Möglichkeiten zur Mitwirkung an diesen Projekten sowie Ergebnisse der AG Arbeit werden über den NÖG Verteiler veröffentlicht. Für Fragen bezüglich der AG-Arbeit oder Projektvorschläge stehen die Ansprechpartnerinnen unter karrierewege@noeg.org zur Verfügung. Darüber hinaus können wir Kontakte zu NÖG Mitgliedern in verschiedensten Positionen im Bereich öffentlicher Gesundheit vermitteln.

Ansprechpartnerinnen: Kerstin Sell und Franziska Hommes


Kartierung von Public Health Strukturen in Deutschland

Die Arbeitsgruppe ‚Public Health-Strukturen in Deutschland‘ verfolgt das Ziel, eine Übersicht über deutsche Institutionen für den Bereich Public Health zu erstellen. Dabei werden von Regierungsinstitutionen über privatwirtschaftliche Akteure bis hin zu Wissenschaft und Thinktanks verschiedenste Einrichtungen in die Übersicht aufgenommen, um ein möglichst vollständiges Bild zu zeichnen.
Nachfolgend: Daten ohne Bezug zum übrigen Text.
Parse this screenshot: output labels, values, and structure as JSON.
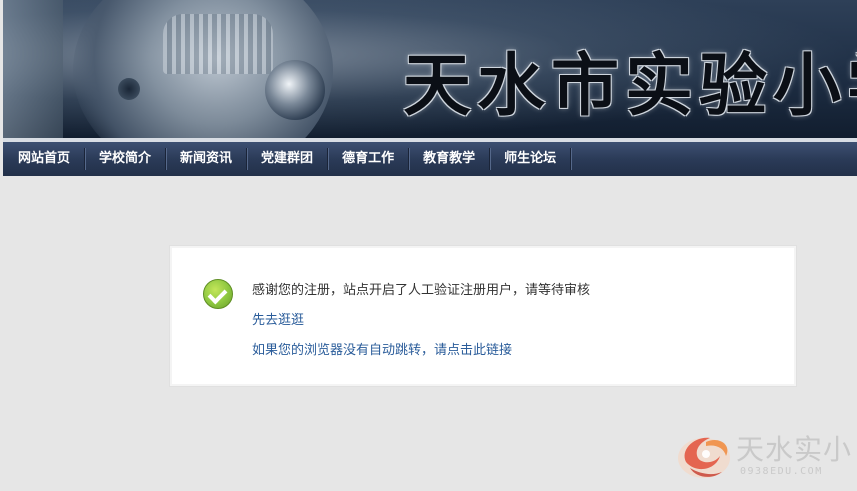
{
  "banner": {
    "title": "天水市实验小学"
  },
  "nav": {
    "items": [
      {
        "label": "网站首页"
      },
      {
        "label": "学校简介"
      },
      {
        "label": "新闻资讯"
      },
      {
        "label": "党建群团"
      },
      {
        "label": "德育工作"
      },
      {
        "label": "教育教学"
      },
      {
        "label": "师生论坛"
      }
    ]
  },
  "message": {
    "icon": "check-circle-icon",
    "text": "感谢您的注册，站点开启了人工验证注册用户，请等待审核",
    "link_browse": "先去逛逛",
    "link_redirect": "如果您的浏览器没有自动跳转，请点击此链接"
  },
  "watermark": {
    "title": "天水实小",
    "subtitle": "0938EDU.COM"
  },
  "colors": {
    "nav_bg": "#2b3b58",
    "link": "#2a5c9a",
    "success": "#8cc63f"
  }
}
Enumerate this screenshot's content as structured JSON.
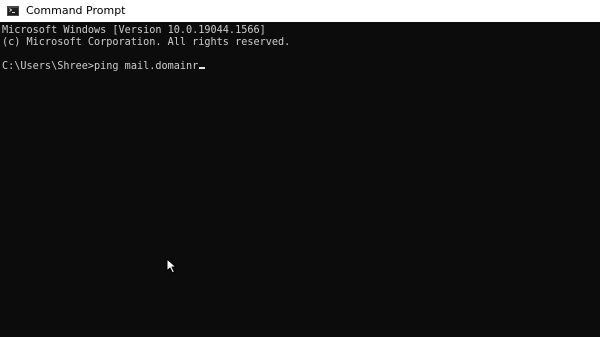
{
  "window": {
    "title": "Command Prompt",
    "icon": "cmd-icon"
  },
  "console": {
    "header_line1": "Microsoft Windows [Version 10.0.19044.1566]",
    "header_line2": "(c) Microsoft Corporation. All rights reserved.",
    "prompt": "C:\\Users\\Shree>",
    "command": "ping mail.domainr",
    "text_color": "#cccccc",
    "background_color": "#0c0c0c"
  },
  "pointer": {
    "icon": "mouse-pointer-icon"
  }
}
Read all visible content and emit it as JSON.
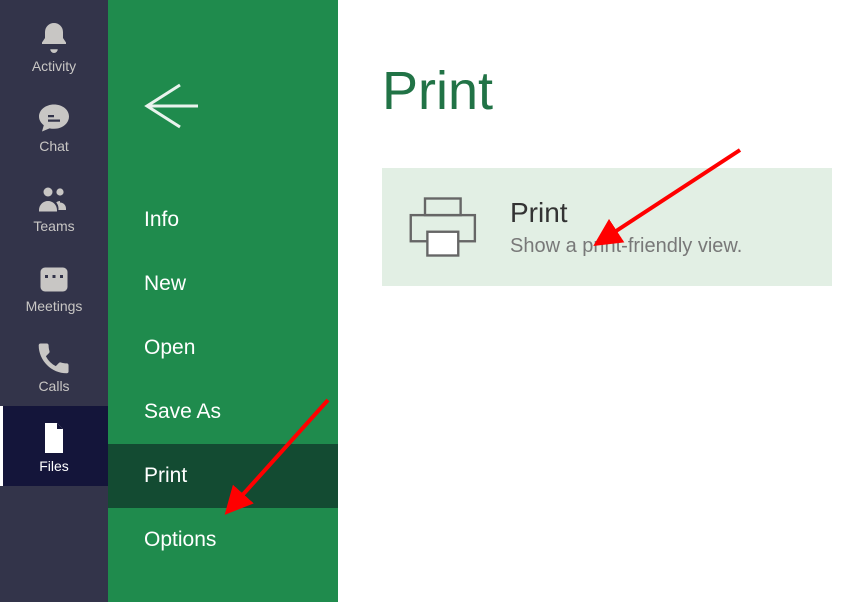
{
  "teams_rail": {
    "items": [
      {
        "label": "Activity"
      },
      {
        "label": "Chat"
      },
      {
        "label": "Teams"
      },
      {
        "label": "Meetings"
      },
      {
        "label": "Calls"
      },
      {
        "label": "Files"
      }
    ]
  },
  "file_menu": {
    "items": [
      {
        "label": "Info"
      },
      {
        "label": "New"
      },
      {
        "label": "Open"
      },
      {
        "label": "Save As"
      },
      {
        "label": "Print"
      },
      {
        "label": "Options"
      }
    ],
    "selected_index": 4
  },
  "content": {
    "page_title": "Print",
    "print_card": {
      "title": "Print",
      "subtitle": "Show a print-friendly view."
    }
  }
}
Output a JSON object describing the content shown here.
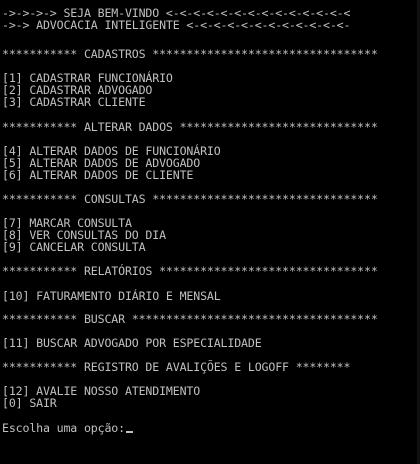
{
  "header": {
    "line1": "->->->-> SEJA BEM-VINDO <-<-<-<-<-<-<-<-<-<-<-<-<-<",
    "line2": "->-> ADVOCACIA INTELIGENTE <-<-<-<-<-<-<-<-<-<-<-<-"
  },
  "sections": {
    "cadastros": {
      "heading": "*********** CADASTROS *********************************",
      "items": [
        "[1] CADASTRAR FUNCIONÁRIO",
        "[2] CADASTRAR ADVOGADO",
        "[3] CADASTRAR CLIENTE"
      ]
    },
    "alterar": {
      "heading": "*********** ALTERAR DADOS *****************************",
      "items": [
        "[4] ALTERAR DADOS DE FUNCIONÁRIO",
        "[5] ALTERAR DADOS DE ADVOGADO",
        "[6] ALTERAR DADOS DE CLIENTE"
      ]
    },
    "consultas": {
      "heading": "*********** CONSULTAS *********************************",
      "items": [
        "[7] MARCAR CONSULTA",
        "[8] VER CONSULTAS DO DIA",
        "[9] CANCELAR CONSULTA"
      ]
    },
    "relatorios": {
      "heading": "*********** RELATÓRIOS ********************************",
      "items": [
        "[10] FATURAMENTO DIÁRIO E MENSAL"
      ]
    },
    "buscar": {
      "heading": "*********** BUSCAR ************************************",
      "items": [
        "[11] BUSCAR ADVOGADO POR ESPECIALIDADE"
      ]
    },
    "registro": {
      "heading": "*********** REGISTRO DE AVALIÇÕES E LOGOFF ********",
      "items": [
        "[12] AVALIE NOSSO ATENDIMENTO",
        "[0] SAIR"
      ]
    }
  },
  "prompt": {
    "text": "Escolha uma opção:"
  },
  "colors": {
    "background": "#000000",
    "text": "#c0c0c0"
  }
}
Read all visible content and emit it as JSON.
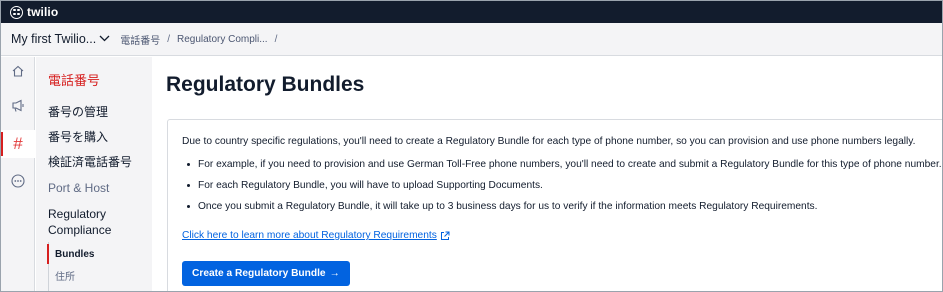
{
  "brand": {
    "name": "twilio"
  },
  "account": {
    "name": "My first Twilio...",
    "chevron": "⌵"
  },
  "breadcrumbs": [
    {
      "label": "電話番号"
    },
    {
      "label": "Regulatory Compli..."
    },
    {
      "label": ""
    }
  ],
  "breadcrumb_separator": "/",
  "rail": [
    {
      "icon": "home-icon"
    },
    {
      "icon": "megaphone-icon"
    },
    {
      "icon": "hash-icon",
      "glyph": "#",
      "active": true
    },
    {
      "icon": "more-icon"
    }
  ],
  "nav": {
    "title": "電話番号",
    "items": [
      {
        "label": "番号の管理"
      },
      {
        "label": "番号を購入"
      },
      {
        "label": "検証済電話番号"
      },
      {
        "label": "Port & Host"
      },
      {
        "label": "Regulatory Compliance"
      }
    ],
    "subitems": [
      {
        "label": "Bundles",
        "active": true
      },
      {
        "label": "住所"
      }
    ]
  },
  "main": {
    "title": "Regulatory Bundles",
    "intro": "Due to country specific regulations, you'll need to create a Regulatory Bundle for each type of phone number, so you can provision and use phone numbers legally.",
    "bullets": [
      "For example, if you need to provision and use German Toll-Free phone numbers, you'll need to create and submit a Regulatory Bundle for this type of phone number.",
      "For each Regulatory Bundle, you will have to upload Supporting Documents.",
      "Once you submit a Regulatory Bundle, it will take up to 3 business days for us to verify if the information meets Regulatory Requirements."
    ],
    "learn_more": "Click here to learn more about Regulatory Requirements",
    "cta": "Create a Regulatory Bundle",
    "cta_arrow": "→"
  },
  "colors": {
    "topbar": "#121c2d",
    "accent_red": "#d61f1f",
    "link_blue": "#0263e0",
    "sidebar_bg": "#f4f4f6"
  }
}
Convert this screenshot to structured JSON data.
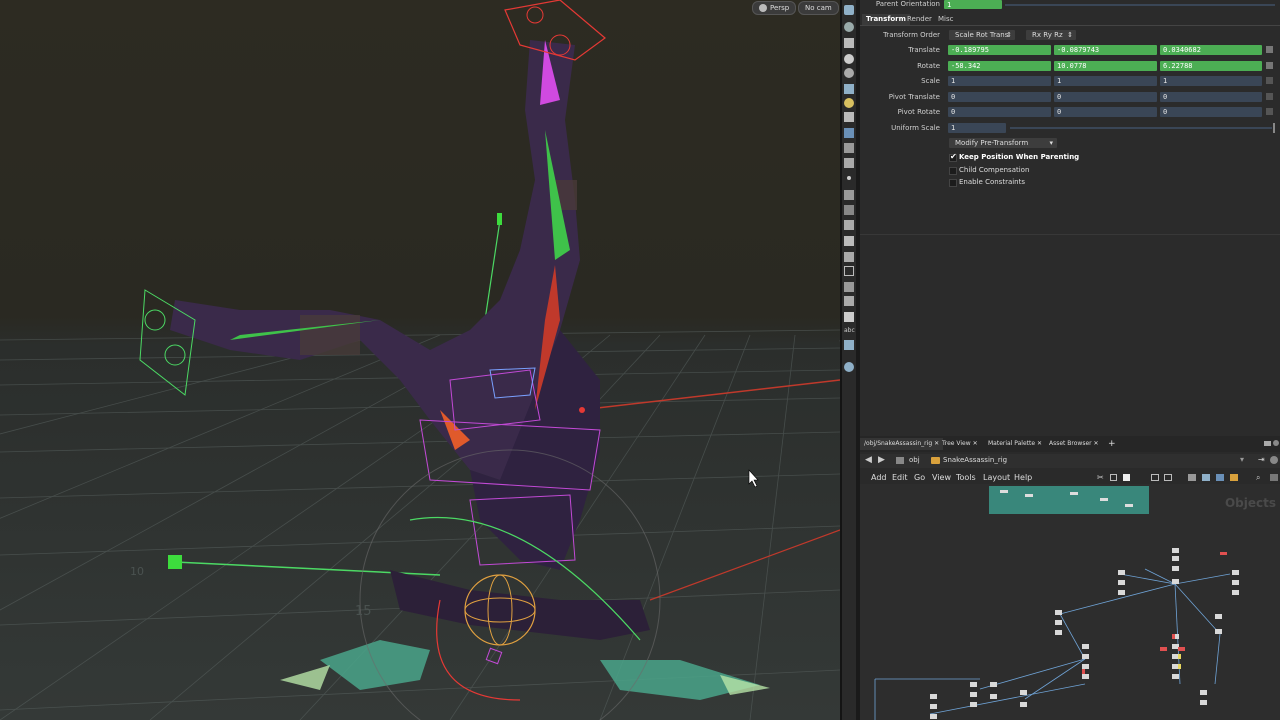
{
  "viewport": {
    "camera_mode_label": "Persp",
    "camera_label": "No cam"
  },
  "params": {
    "parent_orientation": {
      "label": "Parent Orientation",
      "value": "1"
    },
    "tabs": [
      "Transform",
      "Render",
      "Misc"
    ],
    "transform_order": {
      "label": "Transform Order",
      "value": "Scale Rot Trans",
      "rot_order": "Rx Ry Rz"
    },
    "rows": [
      {
        "label": "Translate",
        "values": [
          "-0.189795",
          "-0.0879743",
          "0.0340682"
        ]
      },
      {
        "label": "Rotate",
        "values": [
          "-58.342",
          "10.0778",
          "6.22788"
        ]
      },
      {
        "label": "Scale",
        "values": [
          "1",
          "1",
          "1"
        ]
      },
      {
        "label": "Pivot Translate",
        "values": [
          "0",
          "0",
          "0"
        ]
      },
      {
        "label": "Pivot Rotate",
        "values": [
          "0",
          "0",
          "0"
        ]
      }
    ],
    "uniform_scale": {
      "label": "Uniform Scale",
      "value": "1"
    },
    "modify_pretransform": "Modify Pre-Transform",
    "checkboxes": [
      {
        "label": "Keep Position When Parenting",
        "checked": true
      },
      {
        "label": "Child Compensation",
        "checked": false
      },
      {
        "label": "Enable Constraints",
        "checked": false
      }
    ]
  },
  "network": {
    "tabs": [
      "/obj/SnakeAssassin_rig",
      "Tree View",
      "Material Palette",
      "Asset Browser"
    ],
    "path_root": "obj",
    "path_node": "SnakeAssassin_rig",
    "menu": [
      "Add",
      "Edit",
      "Go",
      "View",
      "Tools",
      "Layout",
      "Help"
    ],
    "watermark": "Objects"
  },
  "colors": {
    "green_field": "#4cae54",
    "blue_field": "#3a4656",
    "panel_bg": "#2b2b2b"
  }
}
Die Übersicht soll dazu dienen, Ansprechpartner für verschiedenste Fragestellungen zu erfassen, beispielweise für die berufliche Orientierung, für Lobbyarbeit oder für fachliche Fragestellungen.

Ansprechpartner: n.n.


Neue Arbeitsgruppen

Zusätzliche Arbeitsgruppen können nach Rücksprache mit dem Koordinierungskreis jederzeit eingerichtet werden.